One of the most important parts of family law (and one of the most tedious and time-consuming parts) is the obligation to financial disclosure.
In property proceedings and in the pre-action procedures followed by parties to any division of assets pursuant to the Family Law Act 1975 (Cth), there is a duty owed by the parties to financial disclosure.
Rule 13.04 of the Family Law Rules 2004 (Cth) states as follows:
A party to a financial case must make full and frank disclosure of the party’s financial circumstances.
The duty to disclose is imperative. The entire basis of property division is predicated on the good faith and honesty with which parties to a family law proceeding are expected to adhere. In fact, the duty is so important that failure to comply with this duty may result in findings of contempt of Court and the Family Court of Australia and Federal Circuit Court of Australia have power to punish this failure with fines or other punishments that it sees fit (See Chapter 13 Family Law Rules).
Big Money Cases
In some rare cases the duty of financial disclosure may become irrelevant.
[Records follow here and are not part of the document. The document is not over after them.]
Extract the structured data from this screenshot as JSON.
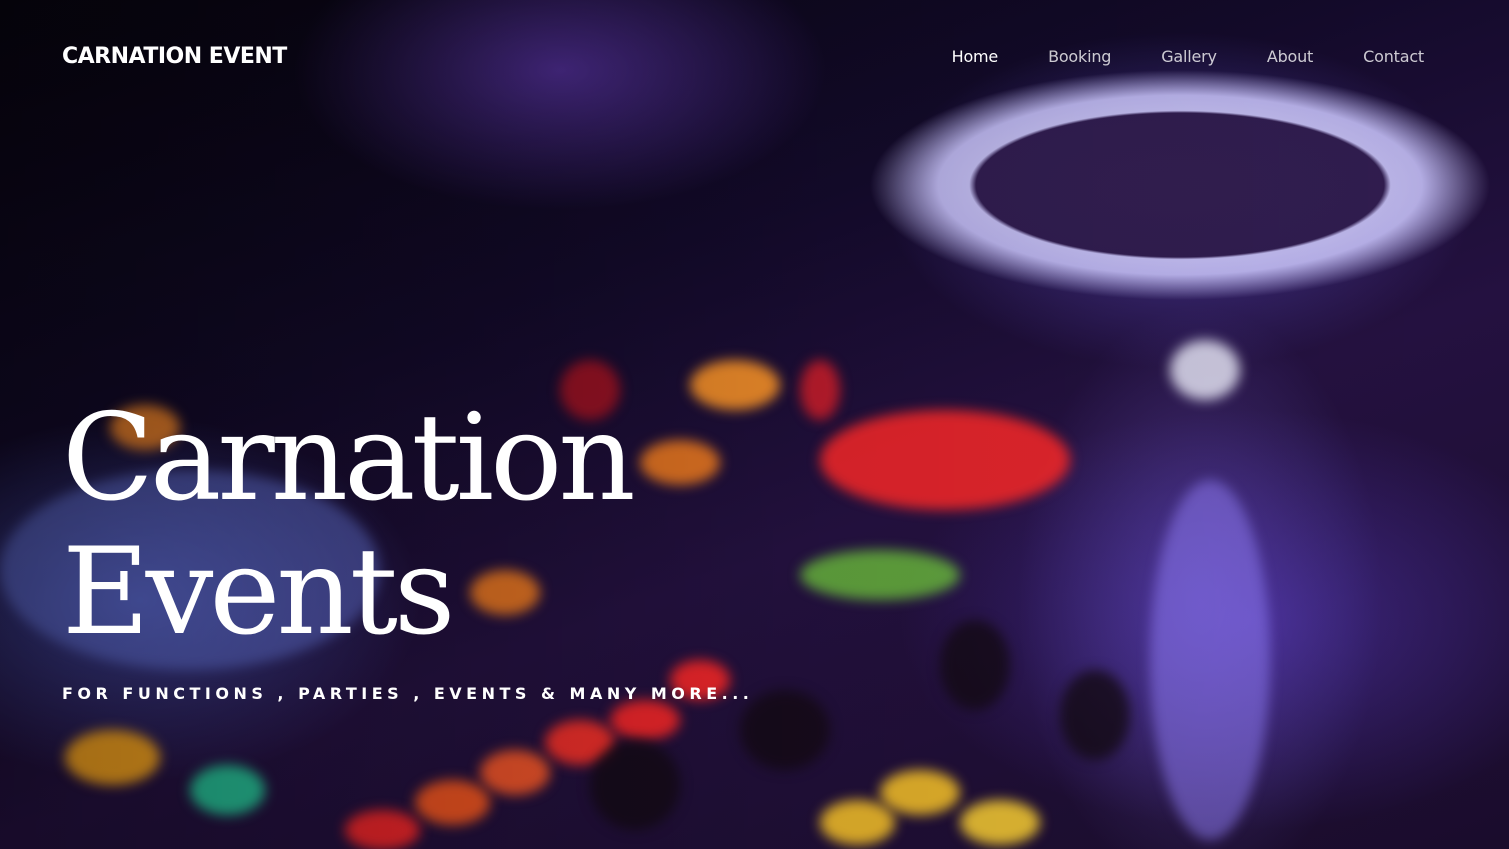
{
  "brand": {
    "name": "CARNATION EVENT"
  },
  "nav": {
    "items": [
      {
        "label": "Home",
        "active": true
      },
      {
        "label": "Booking",
        "active": false
      },
      {
        "label": "Gallery",
        "active": false
      },
      {
        "label": "About",
        "active": false
      },
      {
        "label": "Contact",
        "active": false
      }
    ]
  },
  "hero": {
    "title_line1": "Carnation",
    "title_line2": "Events",
    "tagline": "FOR FUNCTIONS , PARTIES , EVENTS & MANY MORE..."
  },
  "background": {
    "image_subject": "blurred DJ mixer console with glowing knobs and turntable",
    "dominant_colors": [
      "#130a2a",
      "#6c5ce7",
      "#ff3b2f",
      "#ff9a1f",
      "#e9e6ff"
    ]
  }
}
These cases are often referred to in the authorities as “Big money cases”.
How does the Court treat financial disclosure in a division of a property pool so vast that it would be irrelevant what money the parties specifically hold, suffice to say they hold enough to meet property division orders?
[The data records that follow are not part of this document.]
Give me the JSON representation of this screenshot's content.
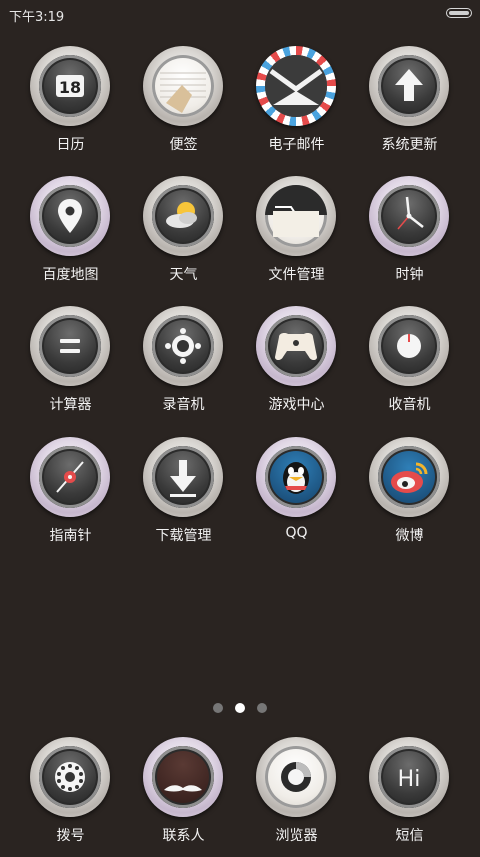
{
  "status": {
    "time": "下午3:19"
  },
  "apps": [
    {
      "label": "日历",
      "icon": "calendar-icon"
    },
    {
      "label": "便签",
      "icon": "notes-icon"
    },
    {
      "label": "电子邮件",
      "icon": "email-icon"
    },
    {
      "label": "系统更新",
      "icon": "update-arrow-icon"
    },
    {
      "label": "百度地图",
      "icon": "map-pin-icon"
    },
    {
      "label": "天气",
      "icon": "weather-icon"
    },
    {
      "label": "文件管理",
      "icon": "folder-icon"
    },
    {
      "label": "时钟",
      "icon": "clock-icon"
    },
    {
      "label": "计算器",
      "icon": "calculator-icon"
    },
    {
      "label": "录音机",
      "icon": "recorder-icon"
    },
    {
      "label": "游戏中心",
      "icon": "gamepad-icon"
    },
    {
      "label": "收音机",
      "icon": "radio-knob-icon"
    },
    {
      "label": "指南针",
      "icon": "compass-icon"
    },
    {
      "label": "下载管理",
      "icon": "download-icon"
    },
    {
      "label": "QQ",
      "icon": "qq-penguin-icon"
    },
    {
      "label": "微博",
      "icon": "weibo-icon"
    }
  ],
  "calendar_day": "18",
  "pager": {
    "count": 3,
    "active": 1
  },
  "dock": [
    {
      "label": "拨号",
      "icon": "dialer-icon"
    },
    {
      "label": "联系人",
      "icon": "contacts-icon"
    },
    {
      "label": "浏览器",
      "icon": "browser-icon"
    },
    {
      "label": "短信",
      "icon": "messages-icon"
    }
  ],
  "messages_icon_text": "Hi"
}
In the case of Carmel-Fevia & Fevia  FamCA 502 (“Carmel-Fevia”) the court dealt with an application by the estranged wife of Mr Fevia. The Wife sought a valuation of a property pool estimated to be worth, on the husband’s estimates, some $268 million.
Justice Cronin referred to relevant case law including English authority and cited the oft quoted passage of Thyssen-Bornemisza v Thyssen-Bornemisza (No 2)  FLR 1069, where it was said:
When the average marriage breaks up there is just not enough money for both parties to the marriage to continue their lives on the same scale as they were before. It is a sterile exercise to try and get a quart out of a pint pot. In this litigation the court is faced with a very different exercise. To use the same analogy it might be said that its task here is to extract a full barrel from a vat. There is no doubt here that there is ample wealth available in the hands of the husband to make a provision for the wife to continue to live in the most luxurious style beyond the imagination of most ordinary mortals.
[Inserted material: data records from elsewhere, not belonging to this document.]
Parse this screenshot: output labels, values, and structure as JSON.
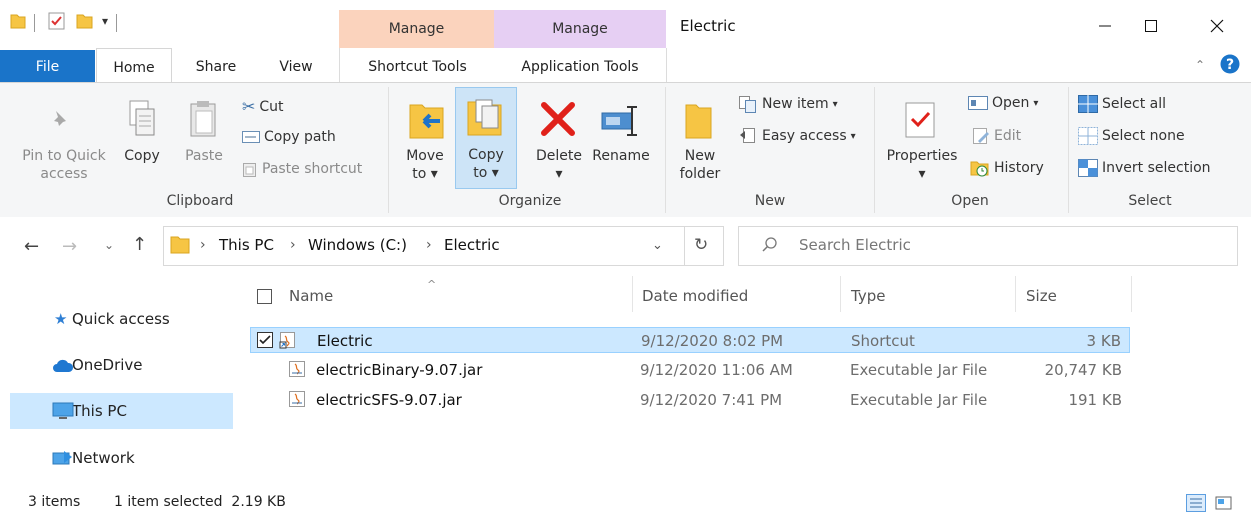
{
  "window": {
    "title": "Electric",
    "context_tab_shortcut": "Manage",
    "context_tab_app": "Manage"
  },
  "tabs": {
    "file": "File",
    "home": "Home",
    "share": "Share",
    "view": "View",
    "shortcut_tools": "Shortcut Tools",
    "application_tools": "Application Tools"
  },
  "ribbon": {
    "clipboard": {
      "label": "Clipboard",
      "pin_line1": "Pin to Quick",
      "pin_line2": "access",
      "copy": "Copy",
      "paste": "Paste",
      "cut": "Cut",
      "copy_path": "Copy path",
      "paste_shortcut": "Paste shortcut"
    },
    "organize": {
      "label": "Organize",
      "move_line1": "Move",
      "move_line2": "to",
      "copy_line1": "Copy",
      "copy_line2": "to",
      "delete": "Delete",
      "rename": "Rename"
    },
    "new": {
      "label": "New",
      "new_folder_line1": "New",
      "new_folder_line2": "folder",
      "new_item": "New item",
      "easy_access": "Easy access"
    },
    "open": {
      "label": "Open",
      "properties": "Properties",
      "open": "Open",
      "edit": "Edit",
      "history": "History"
    },
    "select": {
      "label": "Select",
      "select_all": "Select all",
      "select_none": "Select none",
      "invert_selection": "Invert selection"
    }
  },
  "address": {
    "crumbs": [
      "This PC",
      "Windows (C:)",
      "Electric"
    ],
    "search_placeholder": "Search Electric"
  },
  "nav": {
    "quick_access": "Quick access",
    "onedrive": "OneDrive",
    "this_pc": "This PC",
    "network": "Network"
  },
  "columns": {
    "name": "Name",
    "date_modified": "Date modified",
    "type": "Type",
    "size": "Size"
  },
  "files": [
    {
      "name": "Electric",
      "date": "9/12/2020 8:02 PM",
      "type": "Shortcut",
      "size": "3 KB",
      "selected": true
    },
    {
      "name": "electricBinary-9.07.jar",
      "date": "9/12/2020 11:06 AM",
      "type": "Executable Jar File",
      "size": "20,747 KB",
      "selected": false
    },
    {
      "name": "electricSFS-9.07.jar",
      "date": "9/12/2020 7:41 PM",
      "type": "Executable Jar File",
      "size": "191 KB",
      "selected": false
    }
  ],
  "status": {
    "items": "3 items",
    "selected": "1 item selected  2.19 KB"
  },
  "colors": {
    "file_tab": "#1a74c9",
    "shortcut_tools_ctx": "#fbd3bd",
    "app_tools_ctx": "#e6cff3",
    "selection": "#cce8ff"
  }
}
In Carmel-Fevia, the Court found that the costs of any valuation of an asset pool so large would be exorbitant in the circumstances. It is noted the Wife estimated the costs of forensic accounting to be in the vicinity of $75,000.00. It was the Husband’s estimates any forensic exercise would be in the vicinity of $1 million.
In those circumstances Justice Cronin adjourned and was not minded to make orders until such time as the Wife further articulated what documents she sought.
This is a unique example where the duty of disclosure may be minimised or complied with, without the need to produce all documents and lists required by Rule 13.04 of the Family Law Rules 2004 (Cth).
Failure To Disclose
In ordinary cases, the failure to disclose can be severe.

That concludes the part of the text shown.